La baisse de la productivité reste en France multifactorielle et ne peut se réduire à une seule explication. 

Néanmoins, un fait marquant distingue la France des autres pays européens : le recours massif aux contrats d’apprentissage à partir de 2020. Cette mesure phare a soutenu l’entrée des jeunes sur le marché du travail. Selon la DARES, 852 000 contrats d’apprentissage ont été initiés en 2023 dans les secteurs privé et public, représentant une augmentation de 2% par rapport à 2022. Au total, 1 020 000 contrats d’apprentissage étaient en vigueur au 31 décembre 2023.

1 million

de contrats d’apprentissage en vigueur au 31 décembre 2023

À l’instar de l’Allemagne, qui a su faciliter l’insertion des jeunes sur le marché du travail par les contrats d’alternance, la France a pu développer et entériner le recours à ce type de contrats.

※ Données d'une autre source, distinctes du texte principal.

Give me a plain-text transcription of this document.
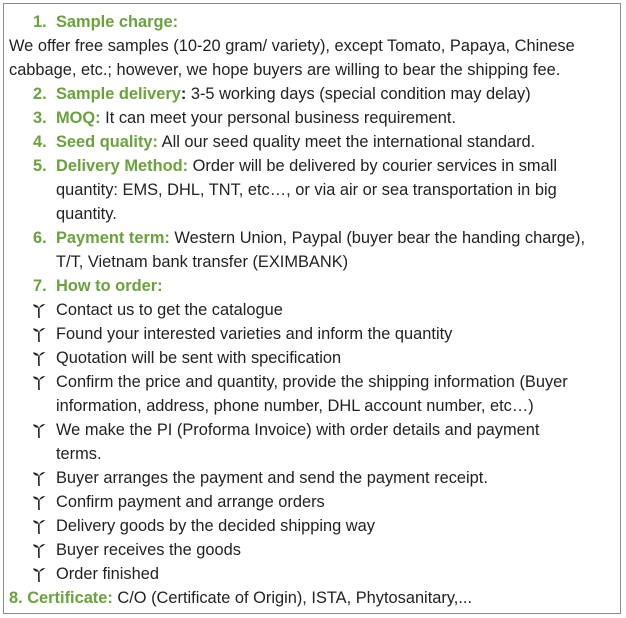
1. Sample charge:
We offer free samples (10-20 gram/ variety), except Tomato, Papaya, Chinese
cabbage, etc.; however, we hope buyers are willing to bear the shipping fee.
2. Sample delivery: 3-5 working days (special condition may delay)
3. MOQ: It can meet your personal business requirement.
4. Seed quality: All our seed quality meet the international standard.
5. Delivery Method: Order will be delivered by courier services in small
quantity: EMS, DHL, TNT, etc…, or via air or sea transportation in big
quantity.
6. Payment term: Western Union, Paypal (buyer bear the handing charge),
T/T, Vietnam bank transfer (EXIMBANK)
7. How to order:
Contact us to get the catalogue
Found your interested varieties and inform the quantity
Quotation will be sent with specification
Confirm the price and quantity, provide the shipping information (Buyer
information, address, phone number, DHL account number, etc…)
We make the PI (Proforma Invoice) with order details and payment
terms.
Buyer arranges the payment and send the payment receipt.
Confirm payment and arrange orders
Delivery goods by the decided shipping way
Buyer receives the goods
Order finished
8. Certificate: C/O (Certificate of Origin), ISTA, Phytosanitary,...
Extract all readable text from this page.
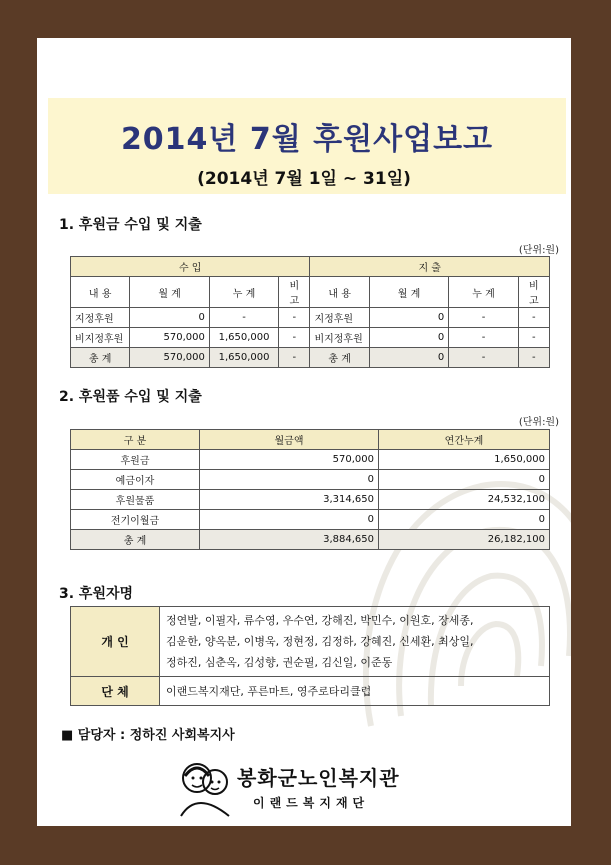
2014년 7월 후원사업보고
(2014년 7월 1일 ~ 31일)
1. 후원금 수입 및 지출
(단위:원)
수 입				지 출			
내 용	월 계	누 계	비 고	내 용	월 계	누 계	비 고
지정후원	0	-	-	지정후원	0	-	-
비지정후원	570,000	1,650,000	-	비지정후원	0	-	-
총 계	570,000	1,650,000	-	총 계	0	-	-
2. 후원품 수입 및 지출
(단위:원)
구 분	월금액	연간누계
후원금	570,000	1,650,000
예금이자	0	0
후원물품	3,314,650	24,532,100
전기이월금	0	0
총 계	3,884,650	26,182,100
3. 후원자명
개 인	정연발, 이필자, 류수영, 우수연, 강해진, 박민수, 이원호, 장세종,
김운한, 양옥분, 이병욱, 정현정, 김정하, 강혜진, 신세환, 최상일,
정하진, 심춘옥, 김성향, 권순필, 김신일, 이준동

단 체	이랜드복지재단, 푸른마트, 영주로타리클럽
■ 담당자 : 정하진 사회복지사
봉화군노인복지관
이랜드복지재단
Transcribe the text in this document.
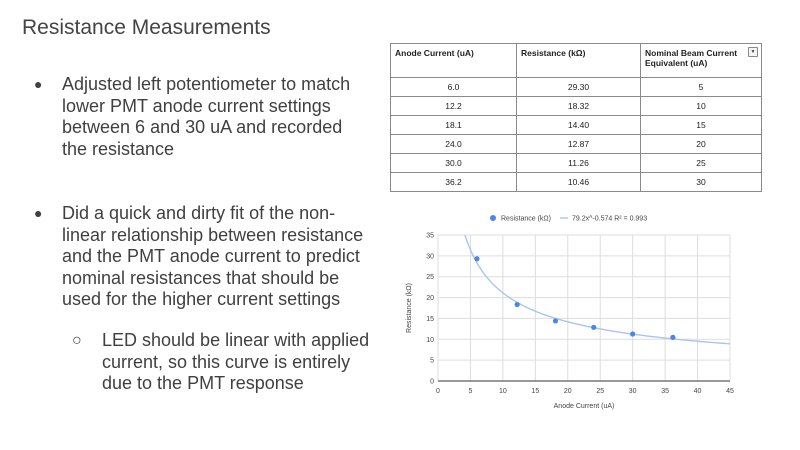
Resistance Measurements
● Adjusted left potentiometer to match lower PMT anode current settings between 6 and 30 uA and recorded the resistance
● Did a quick and dirty fit of the non-linear relationship between resistance and the PMT anode current to predict nominal resistances that should be used for the higher current settings
○ LED should be linear with applied current, so this curve is entirely due to the PMT response
Anode Current (uA)	Resistance (kΩ)	Nominal Beam Current Equivalent (uA)
▼

6.0	29.30	5
12.2	18.32	10
18.1	14.40	15
24.0	12.87	20
30.0	11.26	25
36.2	10.46	30
0	5	10	15	20	25	30	35	40	45
0
5
10
15
20
25
30
35
Anode Current (uA)
Resistance (kΩ)
Resistance (kΩ)	79.2x^-0.574 R² = 0.993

Alors que, pendant des années, l’apprentissage demeurait mal perçu et cantonné aux métiers manuels, aujourd’hui les alternants sont devenus une main-d’œuvre recherchée par les entreprises et les étudiants intègrent désormais l’alternance dans leur cursus. 

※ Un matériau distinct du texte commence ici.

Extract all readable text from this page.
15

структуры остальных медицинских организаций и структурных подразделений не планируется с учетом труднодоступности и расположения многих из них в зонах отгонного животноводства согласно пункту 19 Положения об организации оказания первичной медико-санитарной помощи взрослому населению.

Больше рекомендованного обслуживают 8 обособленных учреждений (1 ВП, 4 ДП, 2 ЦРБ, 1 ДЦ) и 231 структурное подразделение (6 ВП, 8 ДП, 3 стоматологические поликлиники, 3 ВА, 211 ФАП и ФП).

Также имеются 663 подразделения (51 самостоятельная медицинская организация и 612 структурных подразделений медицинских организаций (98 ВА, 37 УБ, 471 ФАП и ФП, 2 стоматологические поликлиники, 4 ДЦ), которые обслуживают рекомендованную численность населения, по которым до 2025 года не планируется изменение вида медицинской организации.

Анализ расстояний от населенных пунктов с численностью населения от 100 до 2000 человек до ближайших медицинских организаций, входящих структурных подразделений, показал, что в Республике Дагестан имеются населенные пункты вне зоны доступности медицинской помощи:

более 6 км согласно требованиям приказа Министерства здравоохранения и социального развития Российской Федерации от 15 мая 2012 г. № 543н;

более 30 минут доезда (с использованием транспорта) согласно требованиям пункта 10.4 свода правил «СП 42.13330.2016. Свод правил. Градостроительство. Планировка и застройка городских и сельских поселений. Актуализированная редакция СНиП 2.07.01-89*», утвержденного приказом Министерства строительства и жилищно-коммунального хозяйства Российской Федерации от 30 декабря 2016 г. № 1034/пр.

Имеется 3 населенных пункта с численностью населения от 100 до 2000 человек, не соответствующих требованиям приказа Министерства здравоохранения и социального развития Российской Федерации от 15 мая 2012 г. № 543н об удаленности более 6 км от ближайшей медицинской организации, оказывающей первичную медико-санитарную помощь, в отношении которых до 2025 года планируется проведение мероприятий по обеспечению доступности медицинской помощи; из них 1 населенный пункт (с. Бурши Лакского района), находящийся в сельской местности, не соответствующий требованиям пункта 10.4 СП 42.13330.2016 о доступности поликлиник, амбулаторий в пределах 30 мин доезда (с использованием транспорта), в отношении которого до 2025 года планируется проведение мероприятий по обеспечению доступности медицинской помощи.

Les apprentis, qui sont considérés comme salariés alors que les stagiaires ont un statut d’étudiants, viennent gonfler les rangs des travailleurs et donc le taux d’emploi au niveau national. Néanmoins, ils ne peuvent prétendre avoir la même productivité que les salariés disposant déjà d’une expérience. Ainsi, le recours à l’alternance induit des changements dans la composition de la main-d’œuvre débouchant sur une baisse temporaire de la productivité apparente du travail. 

Ce recul de productivité restera transitoire, car les nouveaux entrants vont monter en compétences au fur et à mesure de leur formation, atteignant ainsi le même niveau de productivité que les autres travailleurs. Cette baisse de productivité s'explique en partie par une nouvelle dynamique sur le marché du travail, marquée par une entrée plus massive des jeunes. Reste à savoir si le nombre de contrats d'apprentissage se maintiendra si les aides à l’embauche qui leur sont destinées diminuent ou disparaissent. De nombreuses voix s'élèvent pour supprimer ces soutiens financiers, notamment pour les étudiants en bac+5, qui bénéficient déjà d’un accès facilité au marché du travail, avec ou sans contrat d'apprentissage.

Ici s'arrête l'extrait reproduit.